Operator control surface

  • Allow/deny lists. Per-familiar character.toml options for which domains or topics the search provider may touch. Default is "everything"; operators who want stricter scoping opt in.
  • Toggle off entirely. The provider is registered in code but the per-channel ChannelMode can disable it (same shape as how imitate_voice turns off stepped_thinking to protect TTFB).
  • Audit log. Every search query, the URLs fetched, and the final summary all go into the per-turn trace log that ContentSearchProvider already pioneered. "Why did the bot say X?" stays answerable.

Provider shape

Probable module: familiar_connect.context.providers.web_search.

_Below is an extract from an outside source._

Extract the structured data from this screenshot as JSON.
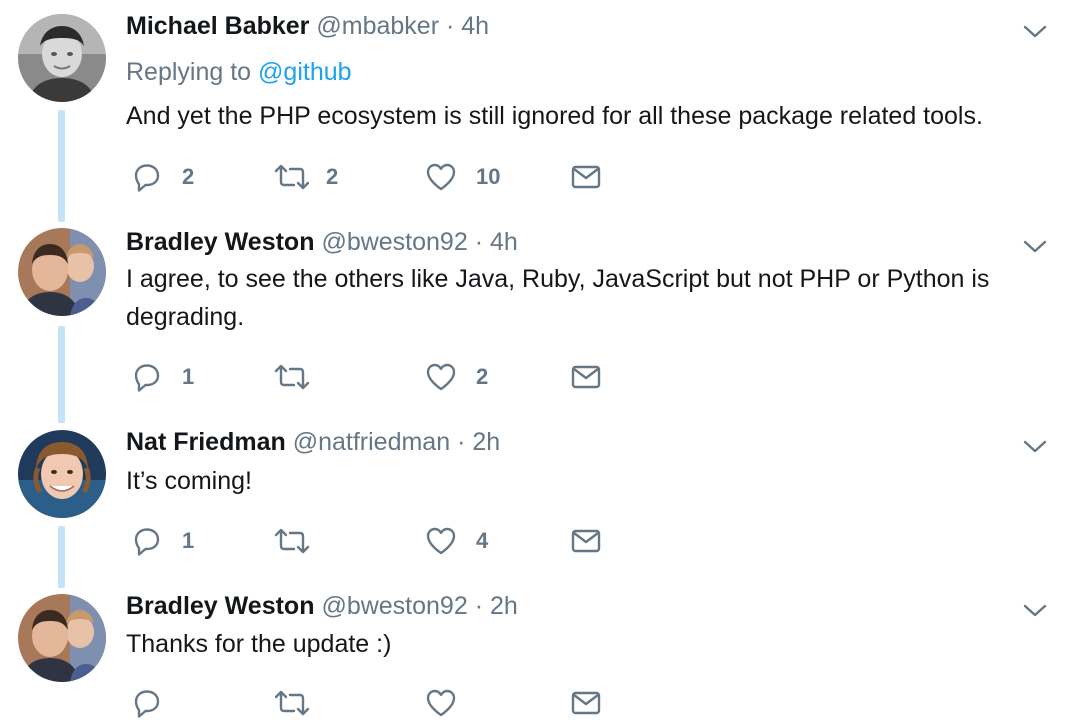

  • Called with the ContextRequest. Decides whether to search based on a cheap heuristic (keywords in the utterance) or on a side-model classifier call — TBD.
  • If it decides to search: builds a query, hits the search API, optionally fetches the top N pages, runs the summariser, and emits one Contribution(layer=Layer.content, priority=...) with the summary and the source URLs in source.
  • Deadline-bounded; falls back to emitting nothing if the deadline hits, never stalls the pipeline. Matches the same pattern HistoryProvider and ContentSearchProvider use.

Non-goals

  • A general web-browsing agent that clicks around the site like a human. Out of scope — one query, top-N results, extract, summarise, done.
  • Search-as-tool-call inside the main LLM loop. Nice later, but it conflicts with the per-turn deadline model and makes caching harder. The provider pattern runs the search before the main LLM call so latency is predictable.
  • Vector-indexed web cache. Same rationale as the first-pass rejection of vector memory — add a caching layer only if measurements show the search call is the bottleneck.

Open questions

  • Does the provider always run, or only on classifier hit? Always-run is simpler but wastes budget and latency on "hi, how are you?" turns. Start with a cheap keyword heuristic; escalate to a side-model classifier if the heuristic is too blunt.
  • Who pays for the search API? Per-operator API key in .env, same as every other third-party credential.
  • How much of the per-turn trace log is safe to show in the /context slash command? URLs are fine; search API keys must never leak. Same sanitisation rules as logging — see Security § logging & error handling.
  • Fallback behaviour when search fails. Emit nothing and let the main LLM admit it doesn't know, or emit a marker contribution saying "web search failed" so the LLM knows why it's uninformed? The latter is more honest but longer-winded.